Когда врач констатировал смерть Шаоай, Боян почувствовал не приступ горя и не облегчение, а злость – злость на то, что он обманулся, что ему отказано во встрече, на которую, он считал, он имеет право: они – он, Можань и Жуюй – были в этой его фантазии старыми людьми, даже древними, мужчиной и двумя женщинами, почти прожившими земную жизнь и сошедшимися напоследок у озера своей юности. Можань и Жуюй, возможно, сочли бы этот приезд домой естественной, если не триумфальной, эпитафией. Но он бы привез на празднество Шаоай, чье присутствие превратило бы их десятилетия накопления – замужество, дети, карьера, богатство – в смехотворную коллекцию барахольщика. Лучшая жизнь – жизнь непрожитая, и Шаоай одна из всех была бы вправе олицетворять эту истину.

Их глупость, однако, была и его глупостью, и он нуждался в них, помимо прочего, для того, чтобы посмеяться над нелепостью своей собственной жизни: смеяться в одиночку еще более невыносимо, чем горевать одному. Может быть, они не увидели в электронной почте сообщение о смерти – ведь, в конце концов, сейчас только середина месяца. Интуиция подсказывала Бояну, что имеющиеся у него электронные адреса Можань и Жуюй – не те, которыми они пользуются каждый день, он и сам завел для сообщений им отдельный адрес. То, что Шаоай умерла, когда он меньше всего ждал, и что ни Можань, ни Жуюй не подтвердили получение его письма, делало ее смерть нереальной, словно он репетировал один нечто такое, для чего требовались и две другие – нет, все три; Шаоай тоже должна была провожать себя в последний путь.

На шоссе его обогнал серебристый «порше», и он подумал, не женщина ли это, которую он видел на кладбище. Мобильный телефон завибрировал, но он не стал отцеплять его от пояса. Все встречи, назначенные на сегодня, он отменил, и звонила, скорее всего, Коко. Как правило, он не сообщал ей, где будет находиться, так что ей приходилось ему звонить и быть готовой к переменам в последнюю минуту.
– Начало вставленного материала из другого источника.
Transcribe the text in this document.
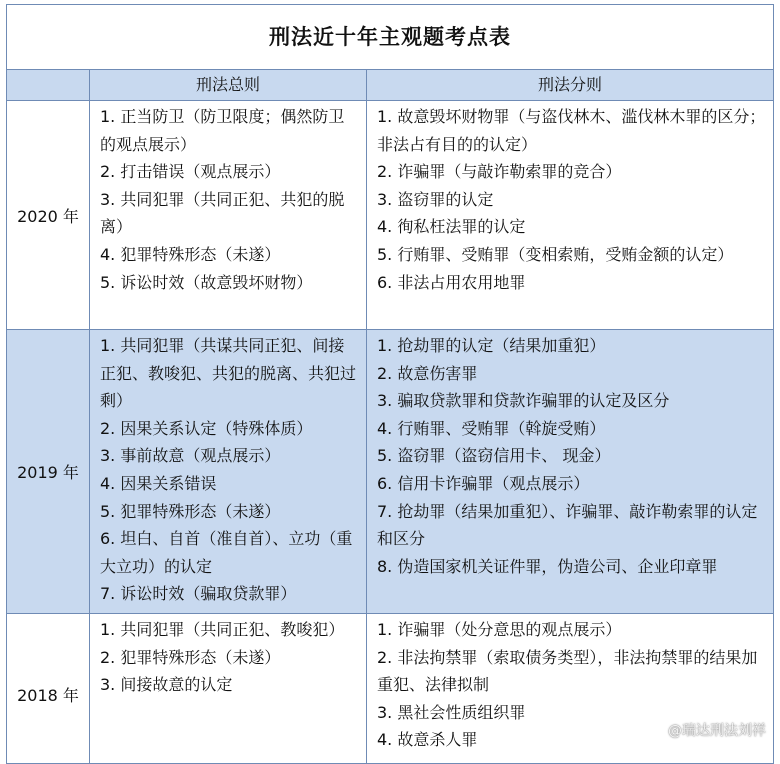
刑法近十年主观题考点表
刑法总则	刑法分则
2020 年
1. 正当防卫（防卫限度；偶然防卫的观点展示）
2. 打击错误（观点展示）
3. 共同犯罪（共同正犯、共犯的脱离）
4. 犯罪特殊形态（未遂）
5. 诉讼时效（故意毁坏财物）
1. 故意毁坏财物罪（与盗伐林木、滥伐林木罪的区分；非法占有目的的认定）
2. 诈骗罪（与敲诈勒索罪的竞合）
3. 盗窃罪的认定
4. 徇私枉法罪的认定
5. 行贿罪、受贿罪（变相索贿，受贿金额的认定）
6. 非法占用农用地罪
2019 年
1. 共同犯罪（共谋共同正犯、间接正犯、教唆犯、共犯的脱离、共犯过剩）
2. 因果关系认定（特殊体质）
3. 事前故意（观点展示）
4. 因果关系错误
5. 犯罪特殊形态（未遂）
6. 坦白、自首（准自首）、立功（重大立功）的认定
7. 诉讼时效（骗取贷款罪）
1. 抢劫罪的认定（结果加重犯）
2. 故意伤害罪
3. 骗取贷款罪和贷款诈骗罪的认定及区分
4. 行贿罪、受贿罪（斡旋受贿）
5. 盗窃罪（盗窃信用卡、 现金）
6. 信用卡诈骗罪（观点展示）
7. 抢劫罪（结果加重犯）、诈骗罪、敲诈勒索罪的认定和区分
8. 伪造国家机关证件罪，伪造公司、企业印章罪
2018 年
1. 共同犯罪（共同正犯、教唆犯）
2. 犯罪特殊形态（未遂）
3. 间接故意的认定
1. 诈骗罪（处分意思的观点展示）
2. 非法拘禁罪（索取债务类型），非法拘禁罪的结果加重犯、法律拟制
3. 黑社会性质组织罪
4. 故意杀人罪	@瑞达刑法刘祥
Держать ее в подвешенном состоянии было приятно тем, что давало ощущение контроля. Папик – это позаимствованное за границей словцо она, вероятно, употребляла, говоря о нем с подругами у него за спиной, но когда он однажды, полупьяный, спросил Коко, так ли она о нем думает, она засмеялась и ответила, что нет, он слишком молодой для этого. Старшенький братик – так она, подмигнув ему, сказала о нем потом подруге по телефону, и позднее он поблагодарил ее за великодушие.

Место для парковки у жилого комплекса, построенного задолго до того, как машины стали частью жизни его обитателей, он нашел не с первого и не со второго захода. Мужчина, протиравший ветровое стекло своего автомобильчика – судя по виду, китайского производства, – бросил на Бояна, когда он выходил из машины, недружелюбный взгляд. Как этот человек, подумал Боян, жестко сцепившись с незнакомцем глазами, поступит с его BMW, когда он отойдет? Поцарапает – или хотя бы заедет ногой по колесу или бамперу? Такие предположения о других людях, ясное дело, отражали его собственное неблагородство, но человек не должен позволять своему воображению плестись в хвосте у окружающего мира. Боян гордился своим презрением и к другим, и к себе. Этот мир, как и многие живущие в нем, неизменно обходится с тобой лучше, если ты не слишком разбрасываешься своей добротой.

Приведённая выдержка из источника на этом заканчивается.